Desde então, Newton alertou outros britânicos contra viajar para os EUA enquanto Trump estiver no cargo, por medo de que algo semelhante aconteça com eles.

Ele disse que se isso pudesse acontecer com ele, “poderia acontecer com qualquer um”, acrescentando que a situação da imigração estava “totalmente fora de controle”.

A provação da Sra. Newton surge entre uma série de casos de grande repercussão em que viajantes internacionais foram detidos por agentes do ICE.

Em janeiro do ano passado, a turista alemã Jessica Brosche foi parada pelo ICE e detida por 45 dias

Em janeiro do ano passado, a turista alemã Jessica Brosche foi parada pelo ICE e detida por 45 dias

A mochileira britânica Rebecca Burke, 28 anos, de Monmouthshire, Gales do Sul, foi mantida em uma cela por quase três semanas depois de tentar cruzar para o Canadá no ano passado.

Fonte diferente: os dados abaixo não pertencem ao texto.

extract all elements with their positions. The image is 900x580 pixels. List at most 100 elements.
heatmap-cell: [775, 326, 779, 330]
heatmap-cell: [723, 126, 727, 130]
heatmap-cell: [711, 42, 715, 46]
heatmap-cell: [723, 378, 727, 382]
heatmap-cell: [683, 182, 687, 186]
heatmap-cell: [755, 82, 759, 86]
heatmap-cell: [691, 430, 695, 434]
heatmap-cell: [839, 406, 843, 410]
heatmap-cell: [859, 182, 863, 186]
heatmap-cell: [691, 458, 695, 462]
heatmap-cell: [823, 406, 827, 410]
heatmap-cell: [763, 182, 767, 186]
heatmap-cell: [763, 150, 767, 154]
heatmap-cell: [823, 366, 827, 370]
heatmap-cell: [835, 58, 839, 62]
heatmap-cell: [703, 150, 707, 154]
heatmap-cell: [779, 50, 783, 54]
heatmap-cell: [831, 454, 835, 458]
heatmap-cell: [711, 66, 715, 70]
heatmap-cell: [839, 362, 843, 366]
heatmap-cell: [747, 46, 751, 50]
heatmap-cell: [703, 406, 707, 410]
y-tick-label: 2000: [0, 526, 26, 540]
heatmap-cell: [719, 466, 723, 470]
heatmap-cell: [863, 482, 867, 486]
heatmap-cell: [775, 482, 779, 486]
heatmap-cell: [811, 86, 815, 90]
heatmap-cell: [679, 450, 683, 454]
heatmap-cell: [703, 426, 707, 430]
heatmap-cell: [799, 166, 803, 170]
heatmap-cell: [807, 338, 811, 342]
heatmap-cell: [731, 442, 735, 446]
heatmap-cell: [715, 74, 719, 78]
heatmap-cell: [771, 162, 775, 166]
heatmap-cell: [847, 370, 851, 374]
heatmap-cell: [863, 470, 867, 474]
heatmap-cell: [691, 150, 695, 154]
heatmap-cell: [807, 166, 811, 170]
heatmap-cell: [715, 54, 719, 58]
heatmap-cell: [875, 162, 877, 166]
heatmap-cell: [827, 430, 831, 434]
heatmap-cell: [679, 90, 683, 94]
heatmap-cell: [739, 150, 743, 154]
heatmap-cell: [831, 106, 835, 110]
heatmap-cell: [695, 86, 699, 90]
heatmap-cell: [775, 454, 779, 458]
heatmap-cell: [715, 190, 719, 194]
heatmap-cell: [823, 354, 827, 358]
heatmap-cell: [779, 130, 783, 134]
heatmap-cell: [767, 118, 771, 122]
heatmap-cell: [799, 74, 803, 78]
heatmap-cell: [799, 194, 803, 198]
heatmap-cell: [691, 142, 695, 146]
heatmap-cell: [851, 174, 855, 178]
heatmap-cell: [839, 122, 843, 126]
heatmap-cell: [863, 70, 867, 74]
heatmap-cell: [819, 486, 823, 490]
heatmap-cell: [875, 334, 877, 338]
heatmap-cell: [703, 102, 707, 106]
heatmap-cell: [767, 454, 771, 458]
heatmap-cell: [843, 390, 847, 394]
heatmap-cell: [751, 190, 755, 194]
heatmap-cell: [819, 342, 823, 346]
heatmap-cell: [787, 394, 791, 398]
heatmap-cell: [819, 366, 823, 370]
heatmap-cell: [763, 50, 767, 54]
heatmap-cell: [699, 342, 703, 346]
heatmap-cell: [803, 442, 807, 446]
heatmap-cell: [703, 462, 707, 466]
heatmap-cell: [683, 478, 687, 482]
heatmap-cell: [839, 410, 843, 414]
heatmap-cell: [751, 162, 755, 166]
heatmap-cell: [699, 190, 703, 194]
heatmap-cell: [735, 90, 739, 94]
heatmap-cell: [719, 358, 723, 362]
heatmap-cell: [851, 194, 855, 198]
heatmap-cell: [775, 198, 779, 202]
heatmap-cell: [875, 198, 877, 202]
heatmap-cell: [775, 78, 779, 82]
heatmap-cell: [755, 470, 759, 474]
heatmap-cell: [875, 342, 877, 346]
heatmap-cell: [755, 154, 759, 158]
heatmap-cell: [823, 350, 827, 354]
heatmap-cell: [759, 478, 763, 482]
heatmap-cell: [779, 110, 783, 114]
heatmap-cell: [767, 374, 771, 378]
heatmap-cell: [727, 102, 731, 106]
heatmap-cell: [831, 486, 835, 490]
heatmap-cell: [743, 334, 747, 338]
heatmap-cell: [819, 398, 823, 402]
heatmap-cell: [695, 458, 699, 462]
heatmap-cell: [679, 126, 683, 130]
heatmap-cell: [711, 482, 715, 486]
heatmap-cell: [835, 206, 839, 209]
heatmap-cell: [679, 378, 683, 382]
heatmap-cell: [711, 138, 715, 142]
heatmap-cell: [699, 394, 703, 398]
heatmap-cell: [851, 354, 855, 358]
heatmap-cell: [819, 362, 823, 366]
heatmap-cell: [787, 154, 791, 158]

O artista gráfico foi informado de que deveria ter solicitado um visto de trabalho em vez de um visto de turista.

Ele foi algemado e mantido em uma cela antes de ser transportado para o Centro de Detenção Tacoma Northwest.

A Sra. Burke foi levada para um dormitório que partilhava com dezenas de outras mulheres, a maioria das quais eram requerentes de asilo.

Seu pai, Paul Burke, contatou pela primeira vez o Ministério das Relações Exteriores britânico antes de decidir levar o assunto ao conhecimento da imprensa britânica.

Enquanto isso, a turista alemã Jessica Brosche foi parada pelo ICE em janeiro do ano passado e detida por 45 dias.

Ele foi preso pela Alfândega e Proteção de Fronteiras dos EUA enquanto tentava entrar no país vindo de Tijuana via San Diego.

Brosche estava viajando como turista sob o programa de isenção de visto ESTA com sua amiga americana Nikita Lofving. Os dois se conheceram em Tijuana e carregavam equipamentos de tatuagem.